Suddenly, Lina was in charge of designing and writing each poem for the first 136 Beanie Babies. At the time, only 19 years old, Trivedi arguably is the reason for Beanie Babies’ success. Not only for the poems, which made each toy unique and increased sales but also for essentially creating and directing the first ever business-to-consumer website, which she got the idea for from watching fellow classmates’ growing interest in the Internet throughout the mid-1990s.
In 2023, The Beanie Bubble was released, a film based on the history of the famous toy. In it, the women of Warner’s life are seen as majorly responsible for the success of the company. When interviewed about the accuracy of the movie, Warner claimed that “Lina was a part-time employee. The movie vastly overstates her role.”
In response, Lina claimed, “The [poems] after I left sucked.”
2 Beanie Inspired by an Ex
The dating history of Ty Warner is an interesting one. Even though he’s never been married and has no children, Warner’s been fairly public about his romantic escapades. Although, that’s probably because two of his longest-lasting girlfriends worked for him.
Patricia Roche was Warner’s girlfriend when he started the company, and eventually ended up running the United Kingdom division of the company. While Warner had help in naming most of the Beanie Babies, he did name one after Roche: “Patti the Platypus.”
Eventually, though, Patricia decided she was done with Warner’s eccentric ways and ended the relationship.
Knowing that she is now his ex gives new meaning to the poem attached to the Beanie Baby: “Ran into Patti one day while walking / Believe me she wouldn’t stop talking / Listened and listened to her speak / That would explain her extra long beak!”
1 From Beanie Craze to Tax Evasion
In 2013, Warner was charged with tax evasion for evading nearly $5.6 million in federal taxes by underreporting his own earnings and (like some kind of cartoon villain) saving money in a secret account in a Swiss bank.
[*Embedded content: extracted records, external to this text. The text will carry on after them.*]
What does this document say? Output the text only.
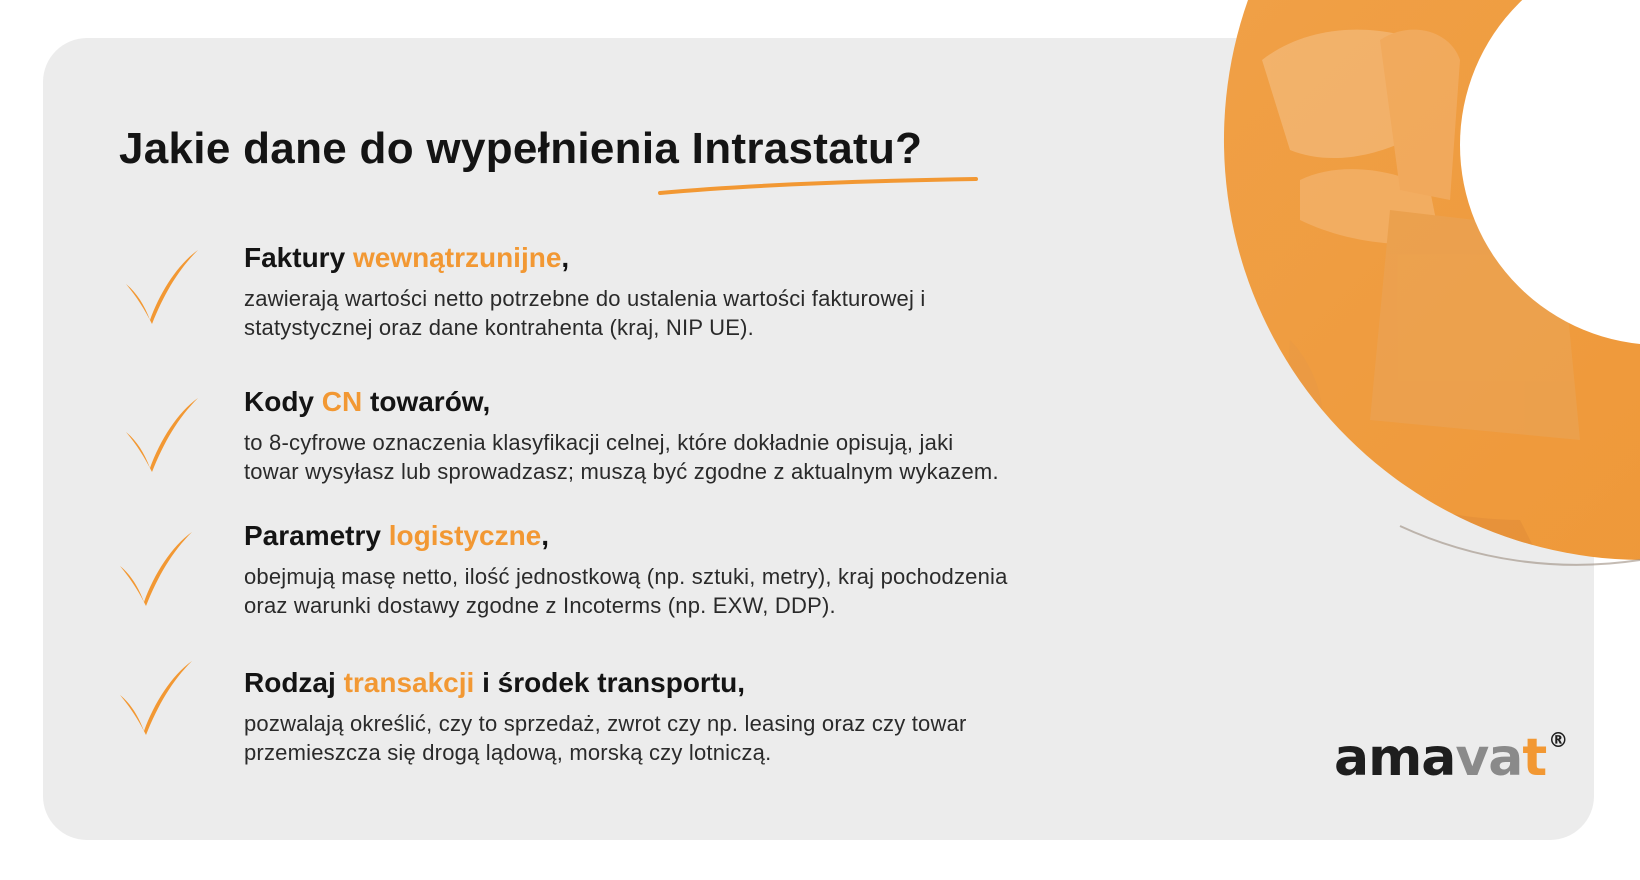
Jakie dane do wypełnienia Intrastatu?
Faktury wewnątrzunijne,

zawierają wartości netto potrzebne do ustalenia wartości fakturowej i statystycznej oraz dane kontrahenta (kraj, NIP UE).

Kody CN towarów,

to 8-cyfrowe oznaczenia klasyfikacji celnej, które dokładnie opisują, jaki towar wysyłasz lub sprowadzasz; muszą być zgodne z aktualnym wykazem.

Parametry logistyczne,

obejmują masę netto, ilość jednostkową (np. sztuki, metry), kraj pochodzenia oraz warunki dostawy zgodne z Incoterms (np. EXW, DDP).

Rodzaj transakcji i środek transportu,

pozwalają określić, czy to sprzedaż, zwrot czy np. leasing oraz czy towar przemieszcza się drogą lądową, morską czy lotniczą.	amavat ®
He was faced with up to five years in prison but was only given 500 hours of community service and a $100,000 fine. The leniency is probably due to his known support of and donations to charities such as the Red Cross and the Princess Diana Memorial Fund. He even received the Children’s Champion Award from the Children’s Hunger Fund in 2006 for his philanthropic endeavors.
Warner broke down in tears while pleading guilty, saying he felt “shame and embarrassment.” One reporter described him as “sounding like a child forced to confess that he had driven the family car without permission.” Britain’s Daily Mail called him “a crybaby.”